Only a single entity of each module serves as its output (referred to as “ communicating intermediates” in [14]) and carries the signal to the next module in the cascade. For the MAPK pathway, pRD (active EGFR), pShcGrb2SOS complex, RasGTP, aaRaf (activated Raf), ppMEK and ppERK were considered to be the outputs of their corresponding modules.
We developed a mathematical model to simulate the responses of different modules of the MAPK pathway to a series of experimental perturbations.
Computational simulation of the MAPK pathway
Our mathematical model consists of a set of ordinary differential equations (ODE) which describe the biochemical reactions of the MAPK pathway (see Additional file 3 for details of the ODE model). Using this model we simulated different perturbations each affecting a single module. The receptor, adapter, initiator, MAP3K, MAP2K and MAPK modules were perturbed by knocking down EGFR, Shc, Ras, Raf, MEK and ERK genes respectively.
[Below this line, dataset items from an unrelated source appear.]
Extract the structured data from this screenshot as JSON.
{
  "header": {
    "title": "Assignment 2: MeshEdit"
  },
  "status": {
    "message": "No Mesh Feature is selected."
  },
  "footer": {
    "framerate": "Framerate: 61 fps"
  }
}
Knockdown of a gene was simulated by reducing the expression level of its protein product, which depends on the efficiency of the knockdown. We assumed for illustration purpose that if a gene is knocked down with 80% efficiency then the expression level of its product protein is reduced to 20% of its original level. Each knockdown experiment was repeated three times with 40%, 60% and 80% knockdown efficiencies. After each perturbation, the MAPK pathway was allowed to reach a new steady state and the steady state responses of the output of each module was measured.
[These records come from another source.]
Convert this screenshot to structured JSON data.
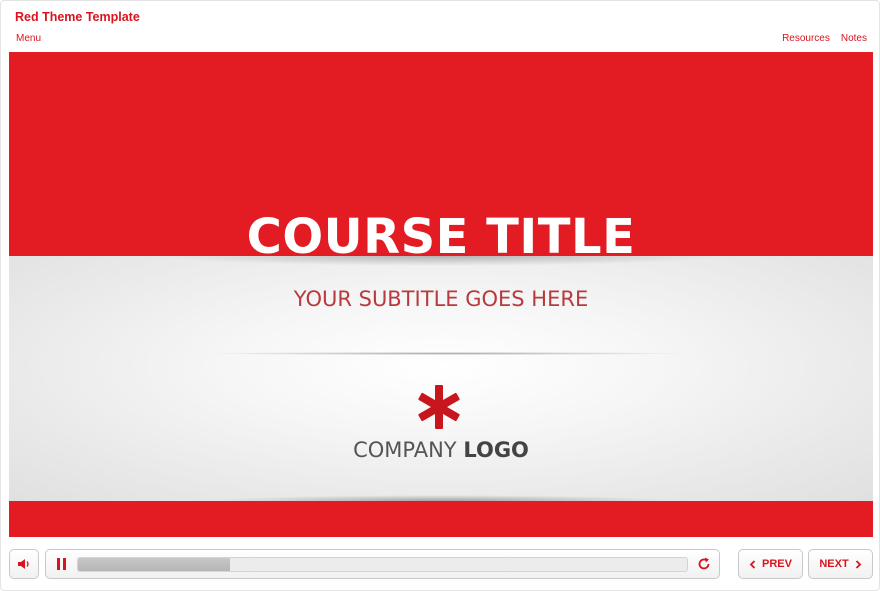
{
  "app": {
    "title": "Red Theme Template"
  },
  "nav": {
    "menu": "Menu",
    "resources": "Resources",
    "notes": "Notes"
  },
  "slide": {
    "course_title": "COURSE TITLE",
    "subtitle": "YOUR SUBTITLE GOES HERE",
    "logo_word1": "COMPANY",
    "logo_word2": "LOGO"
  },
  "player": {
    "progress": 0.25,
    "prev_label": "PREV",
    "next_label": "NEXT"
  },
  "icons": {
    "volume": "speaker-icon",
    "pause": "pause-icon",
    "replay": "replay-icon",
    "prev": "chevron-left-icon",
    "next": "chevron-right-icon"
  },
  "colors": {
    "accent": "#e31c24",
    "text_red": "#d8141f",
    "subtitle": "#b83a3e",
    "logo_text": "#555555"
  }
}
Network reconstruction from simulated response of the MAPK pathway
For network reconstruction, we calculated the global responses of each module to different perturbations using Eq. 1. These responses form the global response matrix R. The rows of this matrix represent the network modules and the columns represent the perturbations performed on the MAPK pathway. R was then row standardized, i.e. each of its row was divided by its standard deviation. The standardization was performed to ensure equal variability in the responses of each module. The standardized global response matrix was then used to reconstruct the modular network of the MAPK pathway using BVSA. Firstly, the MAPK network was conceptually divided into six subnetworks, each of which corresponds to a certain module and its potential regulators. The topology of each subnetwork (i) was inferred separately, by sampling from the posterior distribution (P(A_{ i }R)) of the corresponding binary variables (A_{ i }) using five parallel Gibbs samplers. Each of these samplers produced 200 realizations (samples) of A_{ i } in as many iterations. The convergence of these samplers are illustrated in Additional file 4: Figure S1. We rejected 20% of the initial samples drawn by each sampler as burnins and used the rest of the samples to estimate the probabilities P_{ i j } = P(A_{ i j } = 1).
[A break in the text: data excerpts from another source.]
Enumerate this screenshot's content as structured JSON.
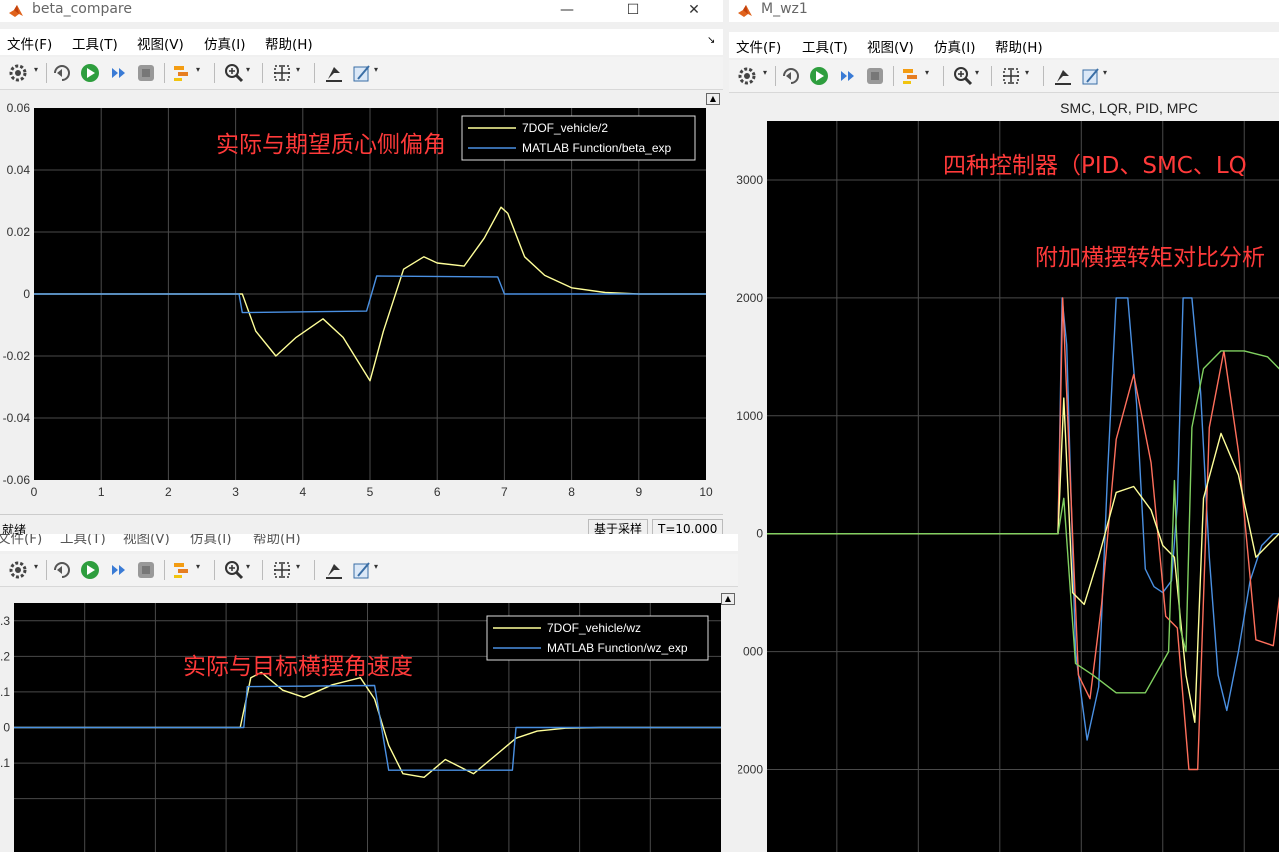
{
  "left_window": {
    "title": "beta_compare",
    "menu": [
      "文件(F)",
      "工具(T)",
      "视图(V)",
      "仿真(I)",
      "帮助(H)"
    ],
    "status": {
      "ready": "就绪",
      "sample_mode": "基于采样",
      "time": "T=10.000"
    }
  },
  "right_window": {
    "title": "M_wz1",
    "menu": [
      "文件(F)",
      "工具(T)",
      "视图(V)",
      "仿真(I)",
      "帮助(H)"
    ]
  },
  "bottom_window": {
    "menu": [
      "文件(F)",
      "工具(T)",
      "视图(V)",
      "仿真(I)",
      "帮助(H)"
    ]
  },
  "window_buttons": {
    "minimize": "—",
    "maximize": "☐",
    "close": "✕"
  },
  "icons": [
    "settings-icon",
    "step-back-icon",
    "run-icon",
    "step-forward-icon",
    "stop-icon",
    "highlight-icon",
    "zoom-icon",
    "fit-icon",
    "restore-icon",
    "style-icon"
  ],
  "colors": {
    "plot_bg": "#000000",
    "grid": "#4a4a4a",
    "yellow": "#ffff99",
    "blue": "#4a90e2",
    "red": "#ff6f5c",
    "green": "#80d060",
    "annot": "#ff3a3a"
  },
  "chart_data": [
    {
      "type": "line",
      "title": "",
      "annotation": "实际与期望质心侧偏角",
      "xlim": [
        0,
        10
      ],
      "ylim": [
        -0.06,
        0.06
      ],
      "xticks": [
        "0",
        "1",
        "2",
        "3",
        "4",
        "5",
        "6",
        "7",
        "8",
        "9",
        "10"
      ],
      "yticks": [
        "0.06",
        "0.04",
        "0.02",
        "0",
        "-0.02",
        "-0.04",
        "-0.06"
      ],
      "series": [
        {
          "name": "7DOF_vehicle/2",
          "color": "#ffff99",
          "x": [
            0,
            3,
            3.1,
            3.3,
            3.6,
            3.9,
            4.3,
            4.6,
            5.0,
            5.2,
            5.5,
            5.8,
            6.0,
            6.4,
            6.7,
            6.95,
            7.05,
            7.3,
            7.6,
            8.0,
            8.5,
            9.0,
            10
          ],
          "y": [
            0,
            0,
            0,
            -0.012,
            -0.02,
            -0.014,
            -0.008,
            -0.014,
            -0.028,
            -0.012,
            0.008,
            0.012,
            0.01,
            0.009,
            0.018,
            0.028,
            0.026,
            0.012,
            0.006,
            0.002,
            0.0005,
            0,
            0
          ]
        },
        {
          "name": "MATLAB Function/beta_exp",
          "color": "#4a90e2",
          "x": [
            0,
            3.05,
            3.1,
            4.95,
            5.1,
            6.9,
            7.0,
            10
          ],
          "y": [
            0,
            0,
            -0.006,
            -0.0055,
            0.0058,
            0.0055,
            0,
            0
          ]
        }
      ]
    },
    {
      "type": "line",
      "title": "SMC, LQR, PID, MPC",
      "annotation": "四种控制器（PID、SMC、LQ",
      "annotation2": "附加横摆转矩对比分析",
      "xlim": [
        0,
        10
      ],
      "ylim": [
        -2700,
        3500
      ],
      "yticks": [
        "3000",
        "2000",
        "1000",
        "0",
        "000",
        "2000"
      ],
      "series": [
        {
          "color": "#4a90e2",
          "x": [
            0,
            5.0,
            5.07,
            5.15,
            5.3,
            5.5,
            5.7,
            5.85,
            6.0,
            6.2,
            6.35,
            6.5,
            6.65,
            6.8,
            6.95,
            7.05,
            7.15,
            7.3,
            7.45,
            7.6,
            7.75,
            7.9,
            8.1,
            8.3,
            8.5,
            8.7,
            8.9,
            9.1,
            9.3
          ],
          "y": [
            0,
            0,
            2000,
            1600,
            -1000,
            -1750,
            -1300,
            500,
            2000,
            2000,
            1100,
            -300,
            -450,
            -500,
            -400,
            250,
            2000,
            2000,
            1200,
            -200,
            -1200,
            -1500,
            -1000,
            -400,
            -100,
            0,
            0,
            0,
            0
          ]
        },
        {
          "color": "#ff6f5c",
          "x": [
            0,
            5.0,
            5.08,
            5.2,
            5.35,
            5.55,
            5.75,
            6.0,
            6.3,
            6.6,
            6.85,
            7.05,
            7.25,
            7.4,
            7.6,
            7.85,
            8.1,
            8.4,
            8.7,
            9.0,
            9.3
          ],
          "y": [
            0,
            0,
            2000,
            600,
            -1200,
            -1400,
            -600,
            800,
            1350,
            600,
            -700,
            -800,
            -2000,
            -2000,
            900,
            1550,
            700,
            -900,
            -950,
            200,
            500
          ]
        },
        {
          "color": "#ffff99",
          "x": [
            0,
            5.0,
            5.1,
            5.25,
            5.45,
            5.7,
            6.0,
            6.3,
            6.6,
            6.8,
            7.0,
            7.2,
            7.35,
            7.5,
            7.8,
            8.1,
            8.4,
            8.7,
            9.0,
            9.3
          ],
          "y": [
            0,
            0,
            1150,
            -500,
            -600,
            -200,
            350,
            400,
            200,
            -100,
            -200,
            -1200,
            -1600,
            300,
            850,
            500,
            -200,
            -50,
            100,
            150
          ]
        },
        {
          "color": "#80d060",
          "x": [
            0,
            5.0,
            5.1,
            5.3,
            5.6,
            6.0,
            6.5,
            6.9,
            7.0,
            7.1,
            7.2,
            7.3,
            7.5,
            7.8,
            8.2,
            8.6,
            9.0,
            9.3
          ],
          "y": [
            0,
            0,
            300,
            -1100,
            -1200,
            -1350,
            -1350,
            -1000,
            450,
            -800,
            -1000,
            900,
            1400,
            1550,
            1550,
            1500,
            1300,
            900
          ]
        }
      ]
    },
    {
      "type": "line",
      "title": "",
      "annotation": "实际与目标横摆角速度",
      "xlim": [
        0,
        10
      ],
      "ylim": [
        -0.35,
        0.35
      ],
      "yticks": [
        ".3",
        ".2",
        ".1",
        "0",
        "-.1"
      ],
      "series": [
        {
          "name": "7DOF_vehicle/wz",
          "color": "#ffff99",
          "x": [
            0,
            3.2,
            3.35,
            3.5,
            3.8,
            4.1,
            4.5,
            4.9,
            5.1,
            5.3,
            5.5,
            5.8,
            6.1,
            6.5,
            6.8,
            7.1,
            7.4,
            7.8,
            8.3,
            10
          ],
          "y": [
            0,
            0,
            0.14,
            0.155,
            0.105,
            0.085,
            0.12,
            0.14,
            0.08,
            -0.05,
            -0.13,
            -0.14,
            -0.09,
            -0.13,
            -0.08,
            -0.03,
            -0.01,
            -0.002,
            0,
            0
          ]
        },
        {
          "name": "MATLAB Function/wz_exp",
          "color": "#4a90e2",
          "x": [
            0,
            3.25,
            3.3,
            5.1,
            5.3,
            7.05,
            7.1,
            10
          ],
          "y": [
            0,
            0,
            0.115,
            0.118,
            -0.12,
            -0.12,
            0,
            0
          ]
        }
      ]
    }
  ]
}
Evaluating the performance of BVSA
BVSA produces a probability matrix P with the elements P_{ i j } representing the posterior probability that module j directly influences module i. Using the threshold probability (p_{ t h }), the performance of BVSA was evaluated for a range of p_{ t h } values, starting from p_{ t h } = 0, gradually incremented by 0.01, up to a maximum value of p_{ t h } = 1. For each value of p_{ t h }, a network model was generated and compared with the true network model shown in Figure 2(b). The comparisons were performed by calculating the true positive (TP) rate (also known as ‘recall’), false positive (FP) rate [28] and precision [29] of the inferred networks. The TP rate is the ratio of total number of the correctly identified interactions to the total number of interactions present in the true (reference) network [28]. The FP rate is the ratio of the total number of incorrectly identified interactions and the total number of possible interactions which are absent in the true network [28]. Precision is the ratio of the total number of correctly identified interactions to the total number of interactions present in the inferred network. The curve that depicts TP rate as a function of FP rate is known as Receiver Operating Characteristics (ROC) curve [28] and the curve that depicts precision as a function of TPrate (recall) is known as PrecisionRecall (PR) curve. We calculated the areas under the ROC and PR curves for each inferred network. These two quantities, denoted by AUROC and AUPR respectively, give us a quantitative representation of the accuracy of the inferred networks. Both AUROC and AUPR can have values between 0 and 1, and the closer these values are to 1 the better is the accuracy of the inferred networks, with AUROC =1 and AUPR =1 being the ideal case.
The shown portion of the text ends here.